Champions of the project are pressuring Oregon governor Kate Brown to greenlight the pipeline, claiming it would create thousands of jobs, helping to overcome the economic slump. But McLaughlin says that with the virus still raging, she doesn’t want workers to come onto her land. With two parents in their 80s and a son who’s a nurse at a nearby hospital, she is already feeling overwhelmed.

“We’re losing sleep at night for a lot of reasons,” she says. “Having to deal with this pipeline as we struggle to keep ourselves and our families safe is just inhumane.”

Sale says that the Pacific Connector Pipeline is an especially egregious example of eminent domain. The legal justification for such projects comes from the Natural Gas Act of 1938, which allows for the use of eminent domain for pipelines that will serve the interests of the American public—namely to deliver gas to homes and power plants. The Pacific Connector Pipeline will primarily carry gas drilled in Canada and the Rockies to a port in Oregon so it can be shipped to Asia.

the path of the planned Pacific Connector Pipeline.
Stacey McLaughlin’s husband, Craig, standing in the path of the planned Pacific Connector Pipeline. Stacey McLaughlin

“Because the frantic oil and gas industry is trying to get the last dollars out of what seems, very clearly, to be a dying industry, they just run roughshod over property rights,” Sale says.

Drillers have flooded the market with cheap fracked gas, driving down prices. As a result, gas has proven increasingly unprofitable. Companies have amassed debt. Stock prices have slumped. And the coronavirus has only accelerated these trends.

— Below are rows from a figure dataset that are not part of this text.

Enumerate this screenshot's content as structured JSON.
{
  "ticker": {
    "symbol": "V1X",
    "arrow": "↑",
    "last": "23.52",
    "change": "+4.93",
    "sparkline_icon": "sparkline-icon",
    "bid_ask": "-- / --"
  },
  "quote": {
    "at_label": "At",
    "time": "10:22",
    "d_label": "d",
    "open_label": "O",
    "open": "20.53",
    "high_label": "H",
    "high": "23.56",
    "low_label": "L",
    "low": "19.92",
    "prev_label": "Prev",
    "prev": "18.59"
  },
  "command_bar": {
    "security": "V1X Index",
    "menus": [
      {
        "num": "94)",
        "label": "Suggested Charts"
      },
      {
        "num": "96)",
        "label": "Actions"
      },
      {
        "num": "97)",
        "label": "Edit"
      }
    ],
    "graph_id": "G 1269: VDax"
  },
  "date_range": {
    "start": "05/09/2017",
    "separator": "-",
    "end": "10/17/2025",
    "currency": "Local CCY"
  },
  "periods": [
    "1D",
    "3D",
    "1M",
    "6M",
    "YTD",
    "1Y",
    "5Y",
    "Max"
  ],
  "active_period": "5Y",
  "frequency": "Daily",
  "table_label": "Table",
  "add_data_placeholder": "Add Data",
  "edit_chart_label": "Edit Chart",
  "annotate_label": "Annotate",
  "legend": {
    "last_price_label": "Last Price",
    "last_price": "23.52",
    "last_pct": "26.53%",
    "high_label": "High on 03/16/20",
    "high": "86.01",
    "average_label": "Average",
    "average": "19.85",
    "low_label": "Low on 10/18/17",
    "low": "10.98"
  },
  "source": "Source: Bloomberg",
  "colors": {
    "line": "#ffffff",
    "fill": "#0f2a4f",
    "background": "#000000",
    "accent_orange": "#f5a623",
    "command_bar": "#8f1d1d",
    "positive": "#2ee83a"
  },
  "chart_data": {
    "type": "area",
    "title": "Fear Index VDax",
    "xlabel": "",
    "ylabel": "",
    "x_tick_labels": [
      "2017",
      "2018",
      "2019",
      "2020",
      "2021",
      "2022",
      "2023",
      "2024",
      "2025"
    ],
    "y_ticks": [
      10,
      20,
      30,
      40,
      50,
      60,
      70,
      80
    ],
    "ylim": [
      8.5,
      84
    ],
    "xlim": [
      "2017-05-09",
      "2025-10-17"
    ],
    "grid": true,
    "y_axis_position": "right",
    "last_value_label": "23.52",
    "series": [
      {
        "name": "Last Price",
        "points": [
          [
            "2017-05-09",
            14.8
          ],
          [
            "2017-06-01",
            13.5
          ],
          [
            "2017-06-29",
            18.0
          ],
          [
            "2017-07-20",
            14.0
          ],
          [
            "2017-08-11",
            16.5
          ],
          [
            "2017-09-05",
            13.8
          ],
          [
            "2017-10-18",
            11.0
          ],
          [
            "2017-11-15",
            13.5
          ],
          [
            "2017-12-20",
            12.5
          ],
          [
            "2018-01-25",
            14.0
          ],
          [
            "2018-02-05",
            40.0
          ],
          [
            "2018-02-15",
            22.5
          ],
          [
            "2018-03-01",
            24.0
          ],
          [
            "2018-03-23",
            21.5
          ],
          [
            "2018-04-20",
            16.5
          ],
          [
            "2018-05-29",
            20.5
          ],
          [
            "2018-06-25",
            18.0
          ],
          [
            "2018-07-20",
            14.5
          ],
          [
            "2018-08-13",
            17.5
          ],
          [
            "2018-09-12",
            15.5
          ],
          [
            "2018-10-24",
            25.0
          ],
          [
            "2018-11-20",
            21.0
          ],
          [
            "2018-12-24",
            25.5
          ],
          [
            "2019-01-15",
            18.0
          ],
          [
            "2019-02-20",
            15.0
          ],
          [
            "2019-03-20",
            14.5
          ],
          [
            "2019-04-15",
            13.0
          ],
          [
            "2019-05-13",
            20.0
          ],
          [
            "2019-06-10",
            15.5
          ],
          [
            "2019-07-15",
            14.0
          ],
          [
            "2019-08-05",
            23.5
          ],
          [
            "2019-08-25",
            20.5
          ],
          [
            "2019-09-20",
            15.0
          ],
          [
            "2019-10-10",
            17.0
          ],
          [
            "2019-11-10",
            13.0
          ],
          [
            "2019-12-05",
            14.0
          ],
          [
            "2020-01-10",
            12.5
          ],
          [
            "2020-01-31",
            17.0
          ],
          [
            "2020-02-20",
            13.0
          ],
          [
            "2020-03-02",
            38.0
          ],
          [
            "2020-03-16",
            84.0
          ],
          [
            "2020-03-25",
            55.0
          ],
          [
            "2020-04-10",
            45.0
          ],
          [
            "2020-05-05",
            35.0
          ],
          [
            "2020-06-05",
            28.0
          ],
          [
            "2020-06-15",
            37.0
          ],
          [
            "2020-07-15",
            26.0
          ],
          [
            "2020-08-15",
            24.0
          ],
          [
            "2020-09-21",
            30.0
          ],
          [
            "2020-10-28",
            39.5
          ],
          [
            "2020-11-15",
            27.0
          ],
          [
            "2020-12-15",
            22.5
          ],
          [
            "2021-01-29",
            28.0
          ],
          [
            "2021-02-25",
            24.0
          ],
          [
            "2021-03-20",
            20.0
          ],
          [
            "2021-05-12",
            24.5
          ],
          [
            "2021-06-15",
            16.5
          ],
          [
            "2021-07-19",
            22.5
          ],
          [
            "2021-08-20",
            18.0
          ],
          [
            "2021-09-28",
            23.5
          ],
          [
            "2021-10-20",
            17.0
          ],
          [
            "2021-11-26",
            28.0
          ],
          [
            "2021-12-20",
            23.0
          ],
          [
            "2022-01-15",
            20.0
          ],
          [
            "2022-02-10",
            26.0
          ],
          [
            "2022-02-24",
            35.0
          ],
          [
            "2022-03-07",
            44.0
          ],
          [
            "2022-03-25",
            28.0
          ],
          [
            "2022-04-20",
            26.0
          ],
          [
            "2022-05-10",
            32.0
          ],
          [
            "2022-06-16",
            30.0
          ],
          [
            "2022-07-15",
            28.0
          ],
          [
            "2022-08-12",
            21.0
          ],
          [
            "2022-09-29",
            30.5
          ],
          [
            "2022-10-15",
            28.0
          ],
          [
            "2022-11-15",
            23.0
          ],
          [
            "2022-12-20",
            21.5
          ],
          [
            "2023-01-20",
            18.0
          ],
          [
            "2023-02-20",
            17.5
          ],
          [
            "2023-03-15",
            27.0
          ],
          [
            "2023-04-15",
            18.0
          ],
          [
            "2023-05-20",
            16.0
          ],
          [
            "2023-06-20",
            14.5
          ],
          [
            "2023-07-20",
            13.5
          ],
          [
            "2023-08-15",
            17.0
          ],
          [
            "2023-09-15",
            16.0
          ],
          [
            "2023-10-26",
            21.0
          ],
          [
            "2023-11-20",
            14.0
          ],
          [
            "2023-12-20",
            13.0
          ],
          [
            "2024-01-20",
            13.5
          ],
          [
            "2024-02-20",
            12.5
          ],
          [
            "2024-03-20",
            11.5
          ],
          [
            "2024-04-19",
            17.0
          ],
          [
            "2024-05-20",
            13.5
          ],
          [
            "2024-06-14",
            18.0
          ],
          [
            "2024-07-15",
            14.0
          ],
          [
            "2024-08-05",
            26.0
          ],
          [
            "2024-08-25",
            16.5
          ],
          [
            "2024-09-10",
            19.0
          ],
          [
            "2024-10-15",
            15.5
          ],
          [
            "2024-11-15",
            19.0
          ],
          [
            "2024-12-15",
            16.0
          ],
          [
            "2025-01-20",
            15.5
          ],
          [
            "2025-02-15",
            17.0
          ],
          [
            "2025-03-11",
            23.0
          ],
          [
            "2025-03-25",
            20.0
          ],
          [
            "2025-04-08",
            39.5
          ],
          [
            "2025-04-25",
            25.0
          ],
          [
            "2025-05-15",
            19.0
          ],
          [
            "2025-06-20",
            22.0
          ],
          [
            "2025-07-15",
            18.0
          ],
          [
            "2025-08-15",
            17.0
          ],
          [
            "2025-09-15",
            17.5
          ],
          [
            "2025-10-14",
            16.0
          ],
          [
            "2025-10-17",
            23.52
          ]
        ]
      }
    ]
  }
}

“It seems pretty hard to argue with a straight face that these projects are financially essential right now when we’re seeing a reduction in production,” Zweiner says. “I think a lot of folks are assuming that it will suddenly reverse one day, but I suspect we’re looking at a much longer term issue.”

When landowners do triumph over pipeline firms, it usually isn’t by challenging the use of eminent domain. More often, it’s by persuading officials to deny needed permits. On that front, landowners may have just gotten a big helping hand. A federal judge in Montana recently revoked a blanket permit allowing pipeline projects to skirt environmental review. The Trump administration is appealing the ruling, which could create major hurdles for pipeline projects.

Over the long term, lawmakers may seek to narrow the use of eminent domain. In January, House Democrats released a draft climate bill that, experts say, would effectively end the practice for pipeline projects. McLaughlin said landowners should be clamoring for such a measure.

“You have people across this country who are up in arms—and bearing arms—so they don’t have to stay inside their houses and they don’t have to wear a mask,” McLaughlin said. “That’s nothing compared to the violation of our constitutional rights as property owners.”